Carlsen, Magnus, 94 games
UNDECIDED POSITIONSPositions: 1513T1: 608/1212; 50.17% (std error 1.44)T2: 722/1046; 69.02% (std error 1.43)T3: 769/949; 81.03% (std error 1.27)=0 CP loss: 1053/1513; 69.60% (std error 1.18)>0 CP loss: 460/1513; 30.40% (std error 1.18)>10 CP loss: 269/1513; 17.78% (std error 0.98)>25 CP loss: 126/1513; 8.33% (std error 0.71)>50 CP loss: 37/1513; 2.45% (std error 0.40)>100 CP loss: 5/1513; 0.33% (std error 0.15)>200 CP loss: 1/1513; 0.07% (std error 0.07)>500 CP loss: 1/1513; 0.07% (std error 0.07)CP loss mean 6.65, std deviation 21.56
LOSING POSITIONSPositions: 20T1: 5/10; 50.00% (std error 15.81)T2: 5/9; 55.56% (std error 16.56)T3: 8/8; 100.00% (std error 0.00)=0 CP loss: 11/20; 55.00% (std error 11.12)>0 CP loss: 9/20; 45.00% (std error 11.12)>10 CP loss: 7/20; 35.00% (std error 10.67)>25 CP loss: 5/20; 25.00% (std error 9.68)>50 CP loss: 4/20; 20.00% (std error 8.94)>100 CP loss: 3/20; 15.00% (std error 7.98)>200 CP loss: 2/20; 10.00% (std error 6.71)>500 CP loss: 0/20; 0.00% (std error 0.00)CP loss mean 47.80, std deviation 99.01
Elroch wrote:
What do these stats (and their comparison) say?
Well, bottom line is that the play of this group has been a _lot_ closer to that of a pure engine in unclear positions than that of the world champion. Note that the same is also true of benchmarks based on world correspondence chess champions before the engine era, which are not more engine-like than Carlsen at OTB chess.
For examples, in unclear positions, the computer evaluation of this group's move was less than 0.03 pawns different to the engine choice. This is extraordinarily small. No human dataset comes close to this.
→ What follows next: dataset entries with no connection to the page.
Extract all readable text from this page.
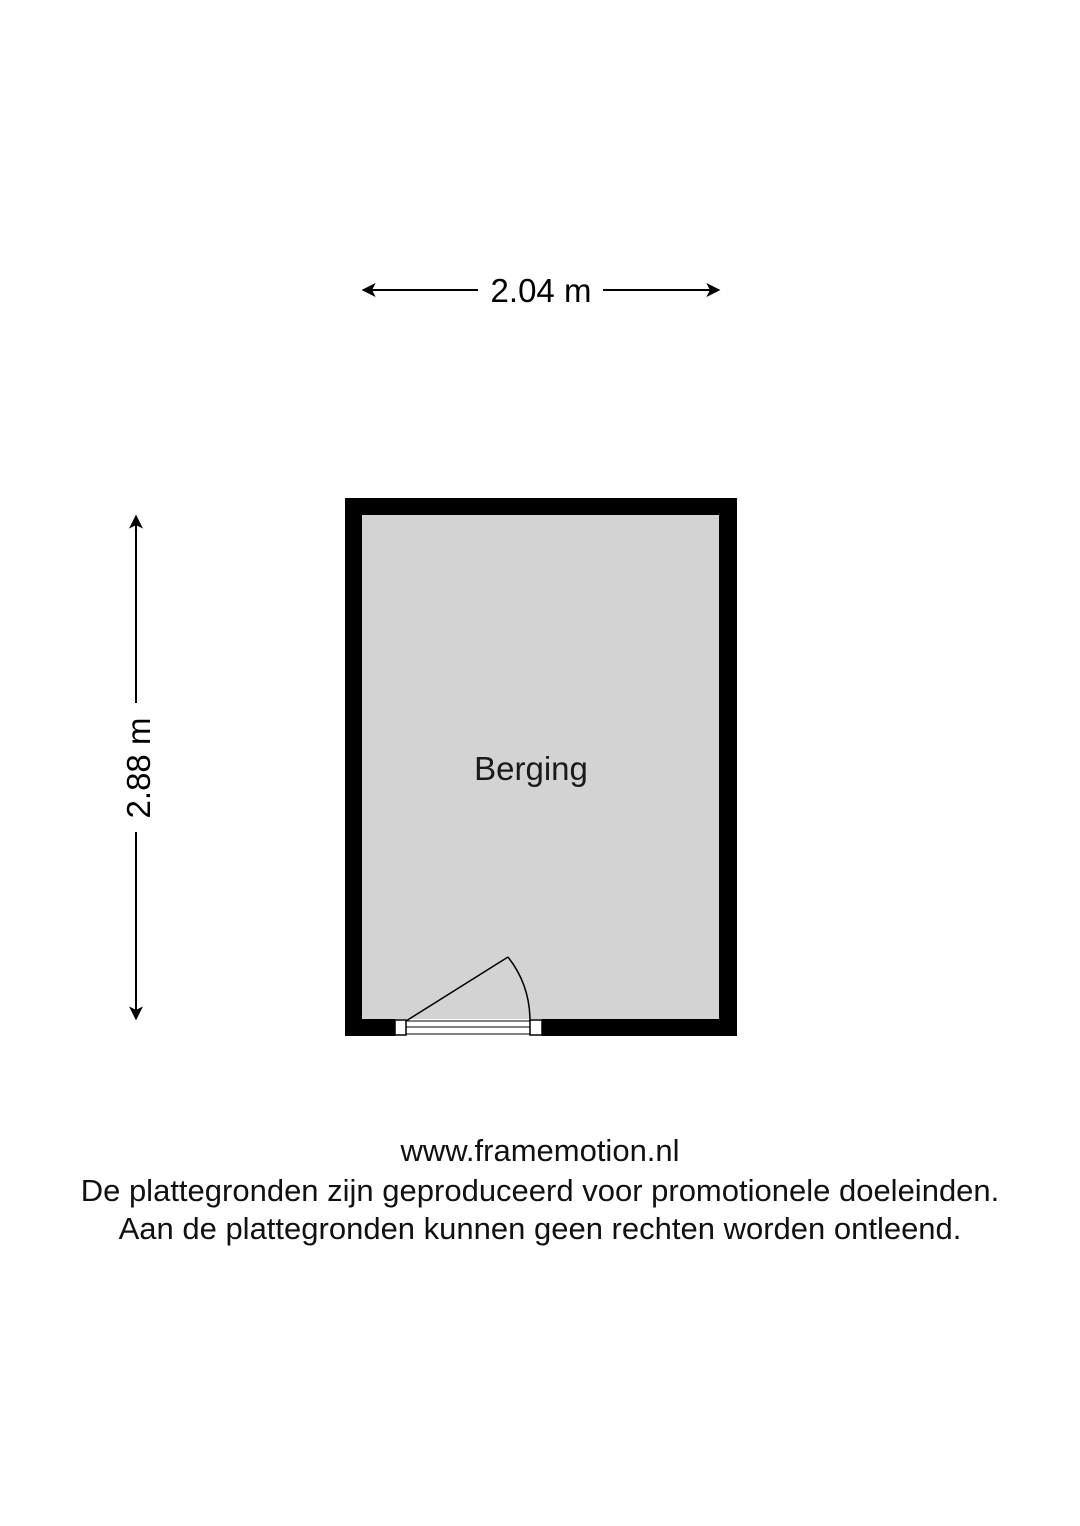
2.04 m
2.88 m	Berging
www.framemotion.nl
De plattegronden zijn geproduceerd voor promotionele doeleinden.
Aan de plattegronden kunnen geen rechten worden ontleend.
The idea that any humans can detect positional differences twice as accurately according to an engine as the world champion is kind of ridiculous.
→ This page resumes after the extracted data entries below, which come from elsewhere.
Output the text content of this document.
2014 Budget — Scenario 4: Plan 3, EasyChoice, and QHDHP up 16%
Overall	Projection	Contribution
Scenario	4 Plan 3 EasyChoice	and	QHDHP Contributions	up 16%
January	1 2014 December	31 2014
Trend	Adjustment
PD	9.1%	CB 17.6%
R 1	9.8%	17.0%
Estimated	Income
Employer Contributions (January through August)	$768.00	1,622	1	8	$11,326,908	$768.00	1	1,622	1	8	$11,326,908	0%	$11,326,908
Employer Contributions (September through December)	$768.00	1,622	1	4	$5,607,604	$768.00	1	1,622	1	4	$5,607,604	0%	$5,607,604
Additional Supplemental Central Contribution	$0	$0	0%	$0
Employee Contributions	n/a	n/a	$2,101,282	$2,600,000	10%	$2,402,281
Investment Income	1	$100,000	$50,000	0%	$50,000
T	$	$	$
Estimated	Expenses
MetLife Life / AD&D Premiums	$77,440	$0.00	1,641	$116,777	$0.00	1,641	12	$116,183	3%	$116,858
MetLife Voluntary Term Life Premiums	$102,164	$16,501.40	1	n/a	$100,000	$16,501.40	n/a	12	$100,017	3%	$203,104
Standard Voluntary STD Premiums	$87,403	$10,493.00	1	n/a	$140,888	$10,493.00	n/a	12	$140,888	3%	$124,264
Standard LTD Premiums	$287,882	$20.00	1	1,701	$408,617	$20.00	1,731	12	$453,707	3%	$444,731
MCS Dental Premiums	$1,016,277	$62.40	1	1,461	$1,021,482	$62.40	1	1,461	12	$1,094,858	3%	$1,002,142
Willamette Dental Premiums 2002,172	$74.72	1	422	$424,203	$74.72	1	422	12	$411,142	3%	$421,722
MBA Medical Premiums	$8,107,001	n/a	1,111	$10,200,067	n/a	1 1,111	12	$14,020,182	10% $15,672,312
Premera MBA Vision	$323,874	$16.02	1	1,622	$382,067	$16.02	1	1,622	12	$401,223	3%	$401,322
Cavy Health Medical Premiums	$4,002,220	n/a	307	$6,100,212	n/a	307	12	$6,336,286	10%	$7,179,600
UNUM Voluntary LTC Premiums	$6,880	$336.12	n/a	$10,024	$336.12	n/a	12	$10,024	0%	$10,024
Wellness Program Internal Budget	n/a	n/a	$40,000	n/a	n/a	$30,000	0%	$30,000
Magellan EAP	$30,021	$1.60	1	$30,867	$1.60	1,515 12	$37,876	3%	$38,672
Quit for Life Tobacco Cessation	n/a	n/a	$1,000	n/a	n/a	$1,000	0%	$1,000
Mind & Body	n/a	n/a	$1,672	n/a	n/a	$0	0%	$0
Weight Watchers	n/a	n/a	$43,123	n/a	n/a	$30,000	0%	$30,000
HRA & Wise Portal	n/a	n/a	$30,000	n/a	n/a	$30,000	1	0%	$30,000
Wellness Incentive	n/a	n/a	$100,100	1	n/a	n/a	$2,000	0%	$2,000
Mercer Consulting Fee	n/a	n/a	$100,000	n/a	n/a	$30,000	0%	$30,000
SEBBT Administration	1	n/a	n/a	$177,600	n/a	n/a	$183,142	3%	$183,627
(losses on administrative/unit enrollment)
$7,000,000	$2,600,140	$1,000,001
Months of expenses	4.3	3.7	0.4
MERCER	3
The team's move matches one of the top two engine choices when there are three within 0.5 pawns over 86% of the time, while Carlsen manages nearly 70% of the time. The move chosen has exactly the same evaluation as that of the engine choice 77% of the time, while Carlsen manages this 69% of the time.
Bottom line - I can't escape the conclusion that there is very high confidence in the fact that the past results of this group have been heavily influenced by engine assistance and because of that can be assumed to be to a large extent due to that engine assistance.
It is possible that this is a past problem, but it just isn't enough for me. I'm not interested in being part of a group with this history and I am sorry not to have done this analysis earlier, ideally before I considered joining in the first place.
I would point out that in principle it is possible for anyone on chess.com to check each of the moves which contribute to the relevant statistics to see who influenced the choice of that move, and thereby get a pretty clear idea which players have been the cause of the illicit assistance.